"كان صغيراً" - Traduction Arabe en Turc

    • Küçükken
        
    • Küçük bir
        
    • çok küçüktü
        
    • gençken
        
    • Bir zamanlar genç
        
    • küçük de
        
    • önemli veya
        
    • küçük olduğuna
        
    Sürekli peşimde gezerdi. Küçükken poposunu ısırırdım. Küçükken poposunu ısırırdım. Open Subtitles كان يتبعني طوال الوقت كنت اعض مؤخرته عندما كان صغيراً
    Küçükken bir bakıcısı vardı. Open Subtitles عندما كان صغيراً, كانت تعتني به مدبرة منزل
    Küçük bir şeyse her yere saklanabilir.
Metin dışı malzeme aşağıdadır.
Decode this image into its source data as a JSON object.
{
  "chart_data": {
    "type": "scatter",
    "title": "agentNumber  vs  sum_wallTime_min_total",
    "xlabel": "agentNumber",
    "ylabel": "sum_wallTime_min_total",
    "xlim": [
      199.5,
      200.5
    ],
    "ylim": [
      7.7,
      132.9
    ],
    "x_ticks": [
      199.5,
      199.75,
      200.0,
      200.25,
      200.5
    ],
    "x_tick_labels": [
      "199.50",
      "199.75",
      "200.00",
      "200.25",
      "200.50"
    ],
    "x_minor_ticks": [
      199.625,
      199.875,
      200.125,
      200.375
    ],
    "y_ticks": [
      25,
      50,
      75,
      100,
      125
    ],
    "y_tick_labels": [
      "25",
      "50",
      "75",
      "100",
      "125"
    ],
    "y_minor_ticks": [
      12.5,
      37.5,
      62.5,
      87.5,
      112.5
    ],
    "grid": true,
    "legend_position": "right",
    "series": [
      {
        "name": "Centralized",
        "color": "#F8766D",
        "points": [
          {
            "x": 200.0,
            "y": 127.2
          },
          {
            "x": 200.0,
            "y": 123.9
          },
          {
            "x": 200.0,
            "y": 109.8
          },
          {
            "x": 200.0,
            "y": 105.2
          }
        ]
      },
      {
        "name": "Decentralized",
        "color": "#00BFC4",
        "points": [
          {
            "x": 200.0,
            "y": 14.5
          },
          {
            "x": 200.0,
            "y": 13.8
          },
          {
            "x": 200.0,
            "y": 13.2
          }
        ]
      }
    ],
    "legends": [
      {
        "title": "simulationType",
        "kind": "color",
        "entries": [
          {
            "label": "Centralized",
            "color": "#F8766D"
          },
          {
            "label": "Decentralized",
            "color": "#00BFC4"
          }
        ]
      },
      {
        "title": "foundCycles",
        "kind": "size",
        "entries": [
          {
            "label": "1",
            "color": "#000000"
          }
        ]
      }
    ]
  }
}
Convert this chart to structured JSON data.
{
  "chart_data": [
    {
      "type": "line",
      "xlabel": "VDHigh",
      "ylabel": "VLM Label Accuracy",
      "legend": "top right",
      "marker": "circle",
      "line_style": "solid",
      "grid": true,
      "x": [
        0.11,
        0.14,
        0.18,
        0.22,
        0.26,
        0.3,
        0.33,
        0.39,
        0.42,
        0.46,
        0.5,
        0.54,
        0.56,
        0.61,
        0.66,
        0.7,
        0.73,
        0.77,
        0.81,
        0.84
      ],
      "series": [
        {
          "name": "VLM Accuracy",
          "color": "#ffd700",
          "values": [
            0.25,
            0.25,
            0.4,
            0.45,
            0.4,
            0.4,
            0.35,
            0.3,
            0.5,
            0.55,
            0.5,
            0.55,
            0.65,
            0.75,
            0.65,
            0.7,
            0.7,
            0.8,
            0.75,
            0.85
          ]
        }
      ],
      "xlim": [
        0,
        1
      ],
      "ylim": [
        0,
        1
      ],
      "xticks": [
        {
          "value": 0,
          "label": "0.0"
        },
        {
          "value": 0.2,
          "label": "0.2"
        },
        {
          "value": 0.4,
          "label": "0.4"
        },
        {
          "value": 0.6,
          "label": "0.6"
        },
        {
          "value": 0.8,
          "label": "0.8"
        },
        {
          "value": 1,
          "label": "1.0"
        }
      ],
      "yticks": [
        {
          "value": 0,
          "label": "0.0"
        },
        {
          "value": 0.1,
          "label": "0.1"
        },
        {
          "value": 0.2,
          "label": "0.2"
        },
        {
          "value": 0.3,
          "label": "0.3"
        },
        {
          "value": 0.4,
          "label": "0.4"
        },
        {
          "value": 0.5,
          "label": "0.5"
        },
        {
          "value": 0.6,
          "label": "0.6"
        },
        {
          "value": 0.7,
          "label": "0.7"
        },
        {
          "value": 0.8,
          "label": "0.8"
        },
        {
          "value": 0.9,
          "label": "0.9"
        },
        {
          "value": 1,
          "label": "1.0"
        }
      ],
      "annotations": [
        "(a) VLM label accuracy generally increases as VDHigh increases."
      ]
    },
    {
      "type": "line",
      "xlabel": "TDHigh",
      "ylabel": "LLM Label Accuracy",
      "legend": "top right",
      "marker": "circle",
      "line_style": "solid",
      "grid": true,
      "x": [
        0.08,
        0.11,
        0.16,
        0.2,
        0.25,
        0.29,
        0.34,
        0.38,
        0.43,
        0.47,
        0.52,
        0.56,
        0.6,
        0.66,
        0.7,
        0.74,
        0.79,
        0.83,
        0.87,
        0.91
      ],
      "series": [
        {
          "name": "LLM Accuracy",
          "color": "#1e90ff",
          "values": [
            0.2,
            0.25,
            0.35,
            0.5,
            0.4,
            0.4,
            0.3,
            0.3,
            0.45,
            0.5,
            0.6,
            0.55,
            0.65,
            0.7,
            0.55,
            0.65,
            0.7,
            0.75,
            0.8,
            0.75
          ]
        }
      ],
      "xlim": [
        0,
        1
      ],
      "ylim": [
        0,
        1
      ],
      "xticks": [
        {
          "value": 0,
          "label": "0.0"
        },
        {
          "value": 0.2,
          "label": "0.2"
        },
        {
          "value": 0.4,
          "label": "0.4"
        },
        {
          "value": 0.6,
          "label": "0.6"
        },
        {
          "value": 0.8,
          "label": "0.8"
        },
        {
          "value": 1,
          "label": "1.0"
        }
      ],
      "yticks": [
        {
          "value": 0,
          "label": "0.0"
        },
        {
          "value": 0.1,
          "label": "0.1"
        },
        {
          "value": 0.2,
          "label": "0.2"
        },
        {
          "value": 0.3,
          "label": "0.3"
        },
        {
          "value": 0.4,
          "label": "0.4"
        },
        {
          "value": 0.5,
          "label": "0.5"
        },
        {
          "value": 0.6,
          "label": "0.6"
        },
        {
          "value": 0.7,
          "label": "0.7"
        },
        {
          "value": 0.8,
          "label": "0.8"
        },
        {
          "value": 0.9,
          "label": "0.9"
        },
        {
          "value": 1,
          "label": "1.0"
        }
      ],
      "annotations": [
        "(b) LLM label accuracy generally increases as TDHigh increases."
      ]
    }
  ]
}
Open Subtitles حسناً ، لو كان صغيراً يُمكن أن يُخبأ في أي مكان
    Annesini hatırlamak için çok küçüktü, ama hep bir şeylerin eksik olduğunun farkındaydı. Open Subtitles فقد كان صغيراً ليتذكر والدته ولكنه دوماً ما علم أن هناك شئ مفقود
    gençken boyardı, evleri değil, tuvalleri. Open Subtitles شكرا لك وقبل ذلك عندما كان صغيراً .كان يرسم .ليس منازل ولكن لوحات
    Bir zamanlar genç ve yakışıklyıdı. Open Subtitles كان صغيراً وجميلا.
    küçük de olsa, Londra'daki bir ev burada büyük bir şey almaya yeter. Open Subtitles ومنزل في لندن, حتى لو كان صغيراً ستكفي قيمته لشراء شيء حقيقي هنا
    Ne kadar önemli veya önemsiz olduğu sorun değil. Kayıpların verdiği acıyla kıyaslanamaz. Open Subtitles مهما كان صغيراً أو مهماً مقارنة بمعاناة الخسارة
    Ne kadar küçük olduğuna bakmadan gazete kupürlerini bile kesip saklıyor. Open Subtitles كل ذكر في الصحف، مهما كان صغيراً
    Anneleri Küçükken araba kazasında ölmüşler. Open Subtitles والديه توفيا في حادث سيارة عندما كان صغيراً
    Küçükken patron derslerinde pek başarılı değildi, değil mi? Open Subtitles رأيسي ليس جيداً في الدراسة عندما كان صغيراً , صحيح؟
    Küçükken böyle derdi. Open Subtitles كان معتاد أن يقولها هكذا عندما كان صغيراً
    O Küçükken ediyordum artık etmiyorum. Birbirimize alıştık. Open Subtitles كرهـته عندما كان صغيراً أما الآن فنحن نشكّل صُحبّة
    Küçükken lymphoma hastalığından hep böyle güneşli günlerde birilerinin öleceğini düşünürüm Open Subtitles كان صغيراً و اُصيب بورم ليمفاوي و لهذا في الأيام المشمسه أشعر أن أحداً سيموت
    Oğlum kendisini uyandıran bu sesi... yıllar önce Küçük bir çocukken bir kez daha duymuştu. Open Subtitles الصوت الذي أيقظ ابني كان صوت سمعه مرة واحدة فقط من قبل منذ عدة سنوات عندما كان صغيراً
    Küçük bir adamdı ama çok çalıştı ve Başbakan oldu. Open Subtitles كان صغيراً لكن قام بعمل عظيم وأصبح رئيساً للوزراء
    Aslında filmi izlemeye davetli değildi, daha çok küçüktü. TED و لم يكن قد حضر السينما من قبل . فقد كان صغيراً جداً على ذلك.
    Yuvasından atlamak için bile çok küçüktü. Open Subtitles منذ كان صغيراً , كان أصغر من أن يستطيع أن يقفز على السرير
    Güya, o gençken... bir köpek boğazını parçalamış ve ses tellerini kopartmış... Open Subtitles يقال إنه حين كان صغيراً مزق كلب حنجرته وانتزع حباله الصوتية
    Bir zamanlar genç ve yakışıklıydı. Open Subtitles كان صغيراً وجميلا.